The value of the second differential equation at r=0 is tricky because at this place we have a 0/0 term. We use L'Hopital's rule to evaluate it. The derivative of the top is $\frac{dW_A}{dr}$ and the derivative of the bottom is 1. So, we have \(\frac{dW_A}{dr} = -2\frac{dW_A}{dr} + \frac{k}{D_E} C_A\)

Which leads to:

\(3 \frac{dW_A}{dr} =  \frac{k}{D_E} C_A\)

or \(\frac{dW_A}{dr} =  \frac{3k}{D_E} C_A\) at $r=0$.

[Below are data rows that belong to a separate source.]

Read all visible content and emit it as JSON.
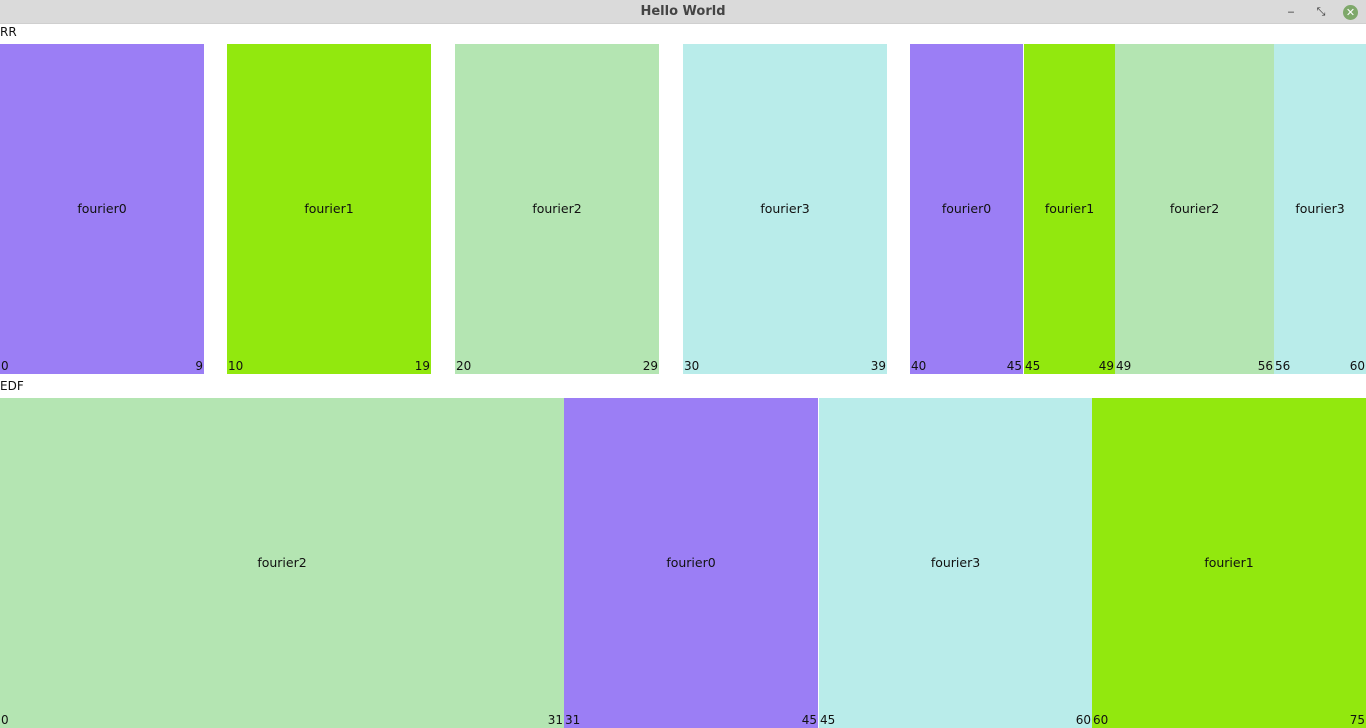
{
  "window": {
    "title": "Hello World",
    "minimize_glyph": "‒",
    "maximize_glyph": "⤡",
    "close_glyph": "✕"
  },
  "colors": {
    "fourier0": "#9b7ef5",
    "fourier1": "#92e80e",
    "fourier2": "#b4e5b2",
    "fourier3": "#b9ecea"
  },
  "rr": {
    "label": "RR",
    "blocks": [
      {
        "name": "fourier0",
        "start": "0",
        "end": "9"
      },
      {
        "name": "fourier1",
        "start": "10",
        "end": "19"
      },
      {
        "name": "fourier2",
        "start": "20",
        "end": "29"
      },
      {
        "name": "fourier3",
        "start": "30",
        "end": "39"
      },
      {
        "name": "fourier0",
        "start": "40",
        "end": "45"
      },
      {
        "name": "fourier1",
        "start": "45",
        "end": "49"
      },
      {
        "name": "fourier2",
        "start": "49",
        "end": "56"
      },
      {
        "name": "fourier3",
        "start": "56",
        "end": "60"
      }
    ]
  },
  "edf": {
    "label": "EDF",
    "blocks": [
      {
        "name": "fourier2",
        "start": "0",
        "end": "31"
      },
      {
        "name": "fourier0",
        "start": "31",
        "end": "45"
      },
      {
        "name": "fourier3",
        "start": "45",
        "end": "60"
      },
      {
        "name": "fourier1",
        "start": "60",
        "end": "75"
      }
    ]
  }
}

Finally, we implement the equations in Python and solve.

import numpy as np
from scipy.integrate import odeint
import matplotlib.pyplot as plt

De = 0.1    # diffusivity cm^2/s
R = 0.5    # particle radius, cm
k = 6.4    # rate constant (1/s)
CAs = 0.2   # concentration of A at outer radius of particle (mol/L)


def ode(Y, r):
    Wa = Y[0]  # molar rate of delivery of A to surface of particle
    Ca = Y[1]  # concentration of A in the particle at r
    # this solves the singularity at r = 0
    if r == 0:
        dWadr = k / 3.0 * De * Ca
    else:
        dWadr = -2 * Wa / r + k / De * Ca
    dCadr = Wa
    return [dWadr, dCadr]

# Initial conditions
Ca0 = 0.029315  # Ca(0) (mol/L) guessed to satisfy Ca(R) = CAs
Wa0 = 0         # no flux at r=0 (mol/m^2/s)

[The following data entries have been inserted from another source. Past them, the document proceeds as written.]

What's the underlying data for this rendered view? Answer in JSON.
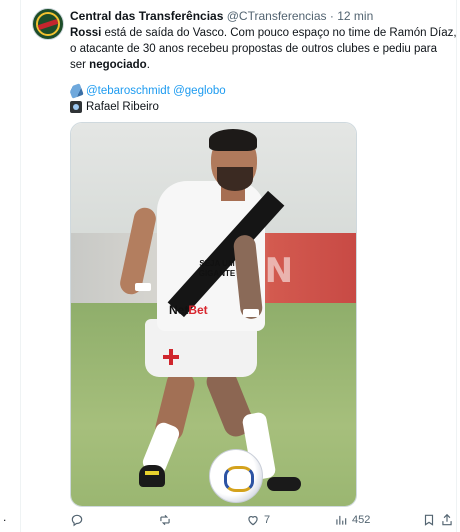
{
  "tweet": {
    "display_name": "Central das Transferências",
    "handle": "@CTransferencias",
    "separator": "·",
    "time": "12 min",
    "text_line1_bold": "Rossi",
    "text_line1_rest": " está de saída do Vasco. Com pouco espaço no time de Ramón Díaz,",
    "text_line2": "o atacante de 30 anos recebeu propostas de outros clubes e pediu para",
    "text_line3_pre": "ser ",
    "text_line3_bold": "negociado",
    "text_line3_post": ".",
    "credit_links": "@tebaroschmidt @geglobo",
    "credit_photo": "Rafael Ribeiro"
  },
  "photo": {
    "shirt_sponsor_top": "SEJA UM",
    "shirt_sponsor_bottom": "GIGANTE",
    "shirt_sponsor_main_a": "Net",
    "shirt_sponsor_main_b": "Bet",
    "stadium_banner": "4N"
  },
  "actions": {
    "reply_count": "",
    "retweet_count": "",
    "like_count": "7",
    "views_count": "452"
  },
  "side_marker": "."
}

rspan = np.linspace(0, R, 500)

Y = odeint(ode, [Wa0, Ca0], rspan)

Ca = Y[:, 1]

# here we check that Ca(R) = Cas
print 'At r={0} Ca={1}'.format(rspan[-1], Ca[-1])

plt.plot(rspan, Ca)
plt.xlabel('Particle radius')
plt.ylabel('$C_A$')
plt.savefig('images/effectiveness-factor.png')

r = rspan
eta_numerical = (np.trapz(k * Ca * 4 * np.pi * (r**2), r)
                 / np.trapz(k * CAs * 4 * np.pi * (r**2), r))

print(eta_numerical)

phi = R * np.sqrt(k / De)
eta_analytical = (3 / phi**2) * (phi * (1.0 / np.tanh(phi)) - 1)
print(eta_analytical)
At r=0.5 Ca=0.200001488652
[<matplotlib.lines.Line2D object at 0x114275550>]
<matplotlib.text.Text object at 0x10d5fe890>
<matplotlib.text.Text object at 0x10d5ff890>
0.563011348314

0.563003362801

You can see the concentration of A inside the particle is significantly lower than outside the particle. That is because it is reacting away faster than it can diffuse into the particle. Hence, the overall reaction rate in the particle is lower than it would be without the diffusion limit.

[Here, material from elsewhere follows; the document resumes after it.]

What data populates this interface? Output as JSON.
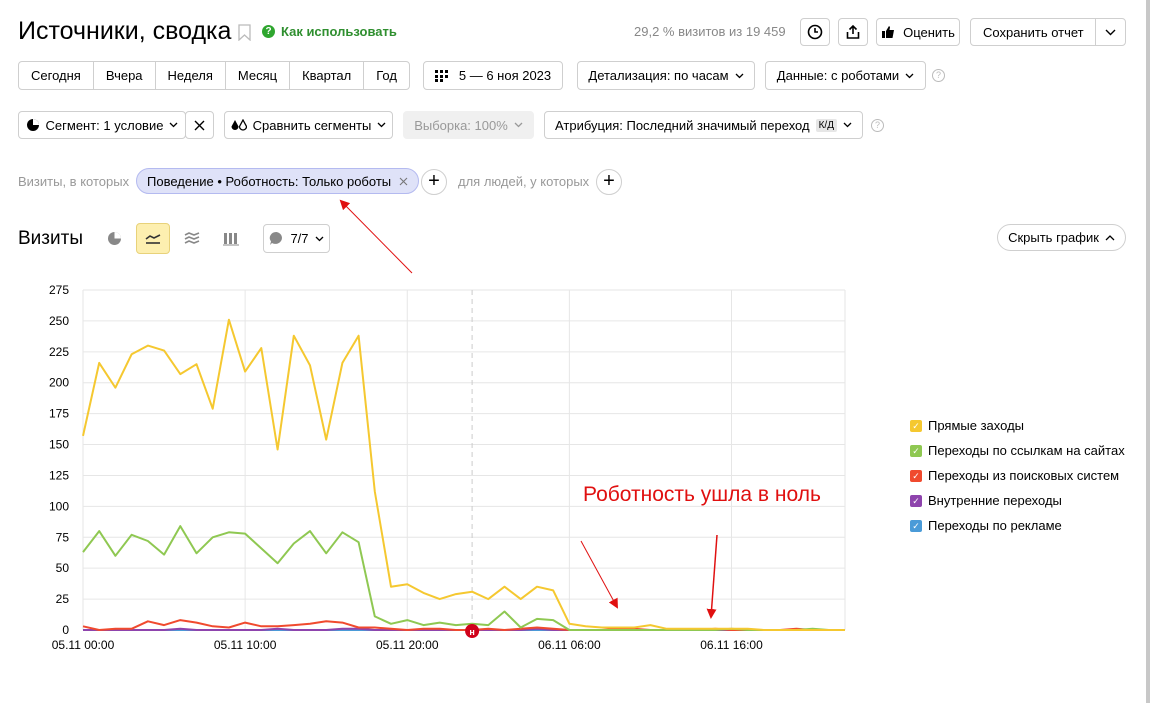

The effectiveness factor is the ratio of the actual reaction rate in the particle with diffusion limitation to the ideal rate in the particle if there was no concentration gradient:

$$\eta = \frac{\int_0^R k'' a C_A(r) 4 \pi r^2 dr}{\int_0^R k'' a C_{As} 4 \pi r^2 dr}$$

We will evaluate this numerically from our solution and compare it to the analytical solution. The results are in good agreement, and you can make the numerical estimate better by increasing the number of points in the solution so that the numerical integration is more accurate.

Why go through the numerical solution when an analytical solution exists? The analytical solution here is only good for 1st order kinetics in a sphere. What would you do for a complicated rate law? You might be able to find some limiting conditions where the analytical equation above is relevant, and if you are lucky, they are appropriate for your problem. If not, it is a good thing you can figure this out numerically!

Thanks to Radovan Omorjan for helping me figure out the ODE at r=0!